Beyond the Glitter: Belly Dance and Neoliberal Gentrification in Istanbul: Supplemental Material

This post builds on the research article “Beyond the Glitter: Belly Dance and Neoliberal Gentrification in Istanbul,” which was published in the November 2006 issue of the Society’s peer-reviewed journal, Cultural Anthropology.

"Istanbul 2010 cover." November 20, 2012 via Sarah Kinna.

Editorial Footnotes

Cultural Anthropology has published a number of other essays on cities and neoliberalism. See William Cunningham Bissel's essay about the relationship between neoliberalism and colonial nostalgia in Zanzibar, "Engaging Colonial Nostalgia," Ahmed Kanna's "Flexible Citizenship in Dubai: Neoliberal Subjectivity in the Emerging 'City-Corporation," and Emanuela Guano's essay, "Spectacles of Modernity: Transnational Imaginaries and Local Hegemonies in Neoliberal Buenos Aires."

Cultural Anthropology has also published a number of other essays on performance and globalization including: Damani James Partridge's essay, "We Were Dancing in the Club, Not on the Berlin Wall: Black Bodies, Street Bureaucrats, and Exclusionary Incorporation into the New Europe," and Teri Silvio's "Remediation and Local Globalizations: How Taiwan's 'Digital Video Knights-Errant Puppetry' Writes the History of the New Media in Chinese."

"Ortakoy - Istanbul." November 20, 2012 via Sarah Kinna.

Questions for Classroom Discussion

1) What role can performance practices play in illuminating class and religious differences in urban Turkey? What unique perspective does performance enable in discussions of social and economic change?

2) According to Potuoglu-Cook, how has belly dancing traditionally been regarded in Turkey? How do such connotations compare to modern day views of belly dancing in Istanbul? What events have precipitated such shifts in people's understanding of belly dancing?

3) What are the dilemmas of Islamic resurgence in contemporary Turkey? How does Potuoglu-Cook's focus on belly dance articulate those dilemmas?

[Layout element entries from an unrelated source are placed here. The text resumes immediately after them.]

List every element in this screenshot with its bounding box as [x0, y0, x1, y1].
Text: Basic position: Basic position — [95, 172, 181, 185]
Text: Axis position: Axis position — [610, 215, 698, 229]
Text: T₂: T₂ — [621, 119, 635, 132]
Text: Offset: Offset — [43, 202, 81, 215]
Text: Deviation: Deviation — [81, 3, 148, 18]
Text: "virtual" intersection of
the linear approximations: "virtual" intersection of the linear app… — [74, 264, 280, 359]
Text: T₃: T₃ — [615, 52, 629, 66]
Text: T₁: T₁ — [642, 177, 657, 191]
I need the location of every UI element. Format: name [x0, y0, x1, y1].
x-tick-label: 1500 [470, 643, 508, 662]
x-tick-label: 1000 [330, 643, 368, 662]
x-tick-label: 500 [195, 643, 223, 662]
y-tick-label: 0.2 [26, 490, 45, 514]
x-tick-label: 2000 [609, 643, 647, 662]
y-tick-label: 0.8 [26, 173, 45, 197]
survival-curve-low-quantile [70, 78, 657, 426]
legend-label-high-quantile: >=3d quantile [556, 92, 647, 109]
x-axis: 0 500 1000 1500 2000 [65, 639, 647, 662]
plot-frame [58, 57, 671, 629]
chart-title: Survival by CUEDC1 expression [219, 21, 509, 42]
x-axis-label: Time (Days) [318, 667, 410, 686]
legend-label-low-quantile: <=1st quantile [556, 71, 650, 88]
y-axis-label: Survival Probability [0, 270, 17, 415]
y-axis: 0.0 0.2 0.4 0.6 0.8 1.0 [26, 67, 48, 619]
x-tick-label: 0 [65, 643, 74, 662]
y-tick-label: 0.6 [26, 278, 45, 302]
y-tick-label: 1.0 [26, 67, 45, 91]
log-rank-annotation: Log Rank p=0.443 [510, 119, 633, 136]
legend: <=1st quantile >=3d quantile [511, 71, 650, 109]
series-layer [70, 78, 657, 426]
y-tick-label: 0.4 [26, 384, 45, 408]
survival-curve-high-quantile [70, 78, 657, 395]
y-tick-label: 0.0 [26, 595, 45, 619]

4) What does Potuoglu-Cook mean by "neoliberal gentrification?" What has this process meant for Istanbul in terms of urban space and local residents? Which kinds of people in particular are at the heart of Potuoglu-Cook's discussion and why? How then, as Potuoglu-Cook writes, do "urban and cultural gentrification mutually constitute one another" (635)?

5) What was the motivation for redevelopment projects in Istanbul during the 1980s and how has Turkey's international image (in sharp contrast to other Middle Eastern countries) played a role in this project? What is "neo-Ottomania?"

6) How have the construction of modern architecture and the preservation of Ottoman architecture been justified in gentrifying Istanbul? What are some other things--e.g. images and practices--that have been marketed for similar reasons?

7) What does Potuoglu-Cook argue lies beneath Istanbul's image of a "world-class global city" that wears a "facade of material and moral orderliness" (650)?

8) How do different social groups define "cosmopolitanism" in modern Turkey and what are the real costs of clashing cosmopolitan ideals on-the-ground?

"Ortakoy at Night - Istanbul." November 20, 2012 via Sarah Kinna.